Turning now to whether the application should be dismissed the relevant section of the Act provides as follows;
“587 Dismissing applications
(1)Without limiting when the FWC may dismiss an application, the FWC may dismiss an application if:
(a) the application is not made in accordance with this Act; or
(b) the application is frivolous or vexatious; or
(c) the application has no reasonable prospects of success.
Note: For another power of the FWC to dismiss an application for a remedy for unfair dismissal made under Division 5 of Part 3-2, see section 399A.
(2)Despite paragraphs (1)(b) and (c), the FWC must not dismiss an application under section 365, 536LU or 773, or an application under section 527F that does not consist solely of an application for a stop sexual harassment order, on the ground that the application:
(a) is frivolous or vexatious; or
(b) has no reasonable prospects of success.

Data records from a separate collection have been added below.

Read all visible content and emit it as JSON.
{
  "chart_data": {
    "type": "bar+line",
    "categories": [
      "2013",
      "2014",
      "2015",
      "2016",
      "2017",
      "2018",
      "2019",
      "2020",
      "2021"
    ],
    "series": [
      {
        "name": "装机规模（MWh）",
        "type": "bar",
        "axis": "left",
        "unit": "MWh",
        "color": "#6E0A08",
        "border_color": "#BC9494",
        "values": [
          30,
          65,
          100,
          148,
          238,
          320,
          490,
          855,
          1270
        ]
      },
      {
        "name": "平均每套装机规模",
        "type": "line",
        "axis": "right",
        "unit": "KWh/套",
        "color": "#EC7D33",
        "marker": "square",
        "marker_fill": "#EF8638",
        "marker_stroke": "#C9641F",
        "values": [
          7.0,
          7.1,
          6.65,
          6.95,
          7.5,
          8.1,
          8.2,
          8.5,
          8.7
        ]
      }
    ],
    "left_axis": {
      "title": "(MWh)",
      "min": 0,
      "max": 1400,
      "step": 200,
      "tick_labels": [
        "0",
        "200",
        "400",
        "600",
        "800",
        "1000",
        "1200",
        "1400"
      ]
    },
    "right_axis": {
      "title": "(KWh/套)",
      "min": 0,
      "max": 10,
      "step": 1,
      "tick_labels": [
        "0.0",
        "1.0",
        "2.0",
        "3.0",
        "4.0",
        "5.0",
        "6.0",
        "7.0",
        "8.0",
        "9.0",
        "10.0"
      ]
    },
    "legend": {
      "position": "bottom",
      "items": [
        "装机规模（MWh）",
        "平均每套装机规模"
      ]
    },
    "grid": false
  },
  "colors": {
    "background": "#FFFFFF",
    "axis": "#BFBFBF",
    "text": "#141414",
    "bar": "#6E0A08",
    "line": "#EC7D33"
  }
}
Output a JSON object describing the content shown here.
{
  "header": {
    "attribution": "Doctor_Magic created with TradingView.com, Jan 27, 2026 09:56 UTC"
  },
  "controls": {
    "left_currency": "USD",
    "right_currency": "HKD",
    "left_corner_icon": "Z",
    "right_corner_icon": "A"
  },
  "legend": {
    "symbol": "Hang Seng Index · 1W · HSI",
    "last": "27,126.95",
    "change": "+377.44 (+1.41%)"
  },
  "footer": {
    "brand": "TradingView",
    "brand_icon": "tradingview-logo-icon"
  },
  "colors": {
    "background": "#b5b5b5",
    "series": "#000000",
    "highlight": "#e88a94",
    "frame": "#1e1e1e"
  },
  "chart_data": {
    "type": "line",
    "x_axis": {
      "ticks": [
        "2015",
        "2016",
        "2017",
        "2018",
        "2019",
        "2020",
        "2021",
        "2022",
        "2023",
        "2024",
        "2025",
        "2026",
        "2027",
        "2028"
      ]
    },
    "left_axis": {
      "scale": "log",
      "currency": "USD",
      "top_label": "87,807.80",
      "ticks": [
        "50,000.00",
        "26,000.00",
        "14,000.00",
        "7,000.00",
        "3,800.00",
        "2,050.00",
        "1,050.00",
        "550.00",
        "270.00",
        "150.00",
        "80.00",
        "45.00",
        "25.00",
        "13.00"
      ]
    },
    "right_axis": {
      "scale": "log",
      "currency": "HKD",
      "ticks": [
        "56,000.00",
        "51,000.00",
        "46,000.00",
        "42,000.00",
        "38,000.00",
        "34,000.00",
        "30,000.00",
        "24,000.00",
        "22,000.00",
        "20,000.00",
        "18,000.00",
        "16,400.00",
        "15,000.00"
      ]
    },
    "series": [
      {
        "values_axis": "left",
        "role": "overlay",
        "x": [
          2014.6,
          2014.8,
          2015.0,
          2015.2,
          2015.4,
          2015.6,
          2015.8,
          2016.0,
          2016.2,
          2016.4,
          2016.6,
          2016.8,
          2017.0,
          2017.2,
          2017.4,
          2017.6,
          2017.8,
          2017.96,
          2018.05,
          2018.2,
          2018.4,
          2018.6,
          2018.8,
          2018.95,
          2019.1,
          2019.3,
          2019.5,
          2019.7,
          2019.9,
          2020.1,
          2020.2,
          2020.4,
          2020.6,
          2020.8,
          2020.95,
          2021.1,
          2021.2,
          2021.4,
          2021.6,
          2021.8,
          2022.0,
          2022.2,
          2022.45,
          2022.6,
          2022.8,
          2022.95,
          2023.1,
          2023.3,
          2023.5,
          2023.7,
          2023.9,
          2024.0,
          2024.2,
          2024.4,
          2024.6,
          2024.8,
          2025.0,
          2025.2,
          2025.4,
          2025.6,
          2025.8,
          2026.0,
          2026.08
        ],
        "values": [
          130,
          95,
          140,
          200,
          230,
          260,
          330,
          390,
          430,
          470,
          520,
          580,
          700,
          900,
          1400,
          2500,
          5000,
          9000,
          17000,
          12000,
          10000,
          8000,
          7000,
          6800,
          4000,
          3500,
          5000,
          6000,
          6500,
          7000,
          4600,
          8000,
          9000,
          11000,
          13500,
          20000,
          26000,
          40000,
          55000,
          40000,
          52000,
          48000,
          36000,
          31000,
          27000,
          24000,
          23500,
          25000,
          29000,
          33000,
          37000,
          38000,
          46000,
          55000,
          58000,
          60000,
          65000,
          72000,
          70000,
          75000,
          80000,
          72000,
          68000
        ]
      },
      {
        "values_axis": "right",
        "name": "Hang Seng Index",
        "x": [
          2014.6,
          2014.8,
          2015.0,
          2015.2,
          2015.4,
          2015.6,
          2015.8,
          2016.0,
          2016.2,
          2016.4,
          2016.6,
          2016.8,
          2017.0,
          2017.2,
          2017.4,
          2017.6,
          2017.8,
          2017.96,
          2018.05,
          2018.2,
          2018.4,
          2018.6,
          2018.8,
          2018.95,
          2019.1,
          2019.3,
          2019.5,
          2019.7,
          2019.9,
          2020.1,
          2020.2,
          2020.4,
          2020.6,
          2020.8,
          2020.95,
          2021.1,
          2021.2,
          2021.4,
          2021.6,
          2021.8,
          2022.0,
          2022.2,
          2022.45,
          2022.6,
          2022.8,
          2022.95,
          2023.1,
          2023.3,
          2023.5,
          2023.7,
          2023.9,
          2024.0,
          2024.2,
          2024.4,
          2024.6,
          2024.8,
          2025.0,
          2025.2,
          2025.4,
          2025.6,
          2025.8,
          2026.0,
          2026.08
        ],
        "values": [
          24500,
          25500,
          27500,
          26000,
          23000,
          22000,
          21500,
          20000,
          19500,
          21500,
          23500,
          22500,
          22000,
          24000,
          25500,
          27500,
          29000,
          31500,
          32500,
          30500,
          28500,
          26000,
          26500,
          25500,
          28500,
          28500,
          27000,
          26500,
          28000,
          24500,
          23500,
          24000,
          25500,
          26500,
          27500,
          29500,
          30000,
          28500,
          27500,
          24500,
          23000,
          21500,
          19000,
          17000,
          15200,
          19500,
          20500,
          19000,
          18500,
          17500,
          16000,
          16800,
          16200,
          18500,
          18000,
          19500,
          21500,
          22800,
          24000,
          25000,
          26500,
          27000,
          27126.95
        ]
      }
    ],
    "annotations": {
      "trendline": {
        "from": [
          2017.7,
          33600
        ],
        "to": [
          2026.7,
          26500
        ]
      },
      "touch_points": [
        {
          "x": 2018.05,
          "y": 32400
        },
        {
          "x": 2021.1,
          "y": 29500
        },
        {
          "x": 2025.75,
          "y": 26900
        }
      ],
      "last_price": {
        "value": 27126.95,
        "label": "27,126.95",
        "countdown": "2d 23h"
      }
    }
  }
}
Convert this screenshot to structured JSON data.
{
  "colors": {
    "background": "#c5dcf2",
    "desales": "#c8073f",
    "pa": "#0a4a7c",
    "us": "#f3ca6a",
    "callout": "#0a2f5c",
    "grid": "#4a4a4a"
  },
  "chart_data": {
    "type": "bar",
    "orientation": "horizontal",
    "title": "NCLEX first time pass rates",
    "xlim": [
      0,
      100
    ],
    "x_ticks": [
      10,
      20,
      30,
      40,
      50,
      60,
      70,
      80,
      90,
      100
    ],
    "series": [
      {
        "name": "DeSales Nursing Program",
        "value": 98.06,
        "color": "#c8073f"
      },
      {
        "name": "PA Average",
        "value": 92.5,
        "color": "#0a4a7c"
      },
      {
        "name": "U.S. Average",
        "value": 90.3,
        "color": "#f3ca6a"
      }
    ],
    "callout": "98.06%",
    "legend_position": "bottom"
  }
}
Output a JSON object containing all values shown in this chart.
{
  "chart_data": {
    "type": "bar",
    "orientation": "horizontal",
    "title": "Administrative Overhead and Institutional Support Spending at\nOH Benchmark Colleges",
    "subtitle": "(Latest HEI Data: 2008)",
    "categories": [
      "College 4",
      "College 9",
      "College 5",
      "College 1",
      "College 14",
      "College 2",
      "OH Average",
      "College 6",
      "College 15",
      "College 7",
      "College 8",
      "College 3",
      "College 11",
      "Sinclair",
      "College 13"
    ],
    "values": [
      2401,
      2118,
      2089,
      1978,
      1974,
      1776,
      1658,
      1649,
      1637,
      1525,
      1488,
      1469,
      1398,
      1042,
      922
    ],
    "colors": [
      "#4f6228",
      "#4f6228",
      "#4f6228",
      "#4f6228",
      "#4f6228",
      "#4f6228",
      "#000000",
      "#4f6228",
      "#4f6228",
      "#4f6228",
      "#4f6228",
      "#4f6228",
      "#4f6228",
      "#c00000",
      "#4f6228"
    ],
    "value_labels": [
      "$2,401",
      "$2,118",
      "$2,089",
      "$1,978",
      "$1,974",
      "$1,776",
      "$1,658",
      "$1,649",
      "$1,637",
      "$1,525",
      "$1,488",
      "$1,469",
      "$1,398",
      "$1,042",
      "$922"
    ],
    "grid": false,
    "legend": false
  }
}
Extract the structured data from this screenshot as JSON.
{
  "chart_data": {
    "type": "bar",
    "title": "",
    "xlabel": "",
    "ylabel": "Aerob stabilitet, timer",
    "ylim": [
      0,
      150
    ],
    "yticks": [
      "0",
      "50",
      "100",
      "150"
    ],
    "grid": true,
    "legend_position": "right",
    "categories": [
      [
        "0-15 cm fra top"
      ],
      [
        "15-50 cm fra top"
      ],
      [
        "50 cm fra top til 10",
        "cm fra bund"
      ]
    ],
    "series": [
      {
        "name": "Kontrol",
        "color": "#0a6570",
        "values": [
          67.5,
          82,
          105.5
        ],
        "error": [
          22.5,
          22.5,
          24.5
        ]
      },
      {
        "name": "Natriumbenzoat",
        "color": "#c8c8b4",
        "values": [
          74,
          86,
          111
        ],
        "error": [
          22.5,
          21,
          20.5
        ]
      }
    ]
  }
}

(3)The FWC may dismiss an application:
(a) on its own initiative; or
(b) on application.”
As I have found above, the Applicant’s contract of employment indicates that he was not an employee of Miele and was instead an employee of Logical Staffing Solutions Group Pty Ltd. In these circumstances, I have determined to exercise my discretion pursuant to ss 587(1)(c) of the Act to dismiss the application on the basis that there are no reasonable prospects of success. In doing so I have acted on my own initiative as I am permitted to under s 587(3) of the Act.
Conclusion
For the reasons outlined above, I am satisfied that the application has no reasonable prospects of success as Miele was not the Applicant’s employer. In the circumstances, I have decided to dismiss the application pursuant to s.587(1)(c) of the Act. An order to that effect will be issued with this decision.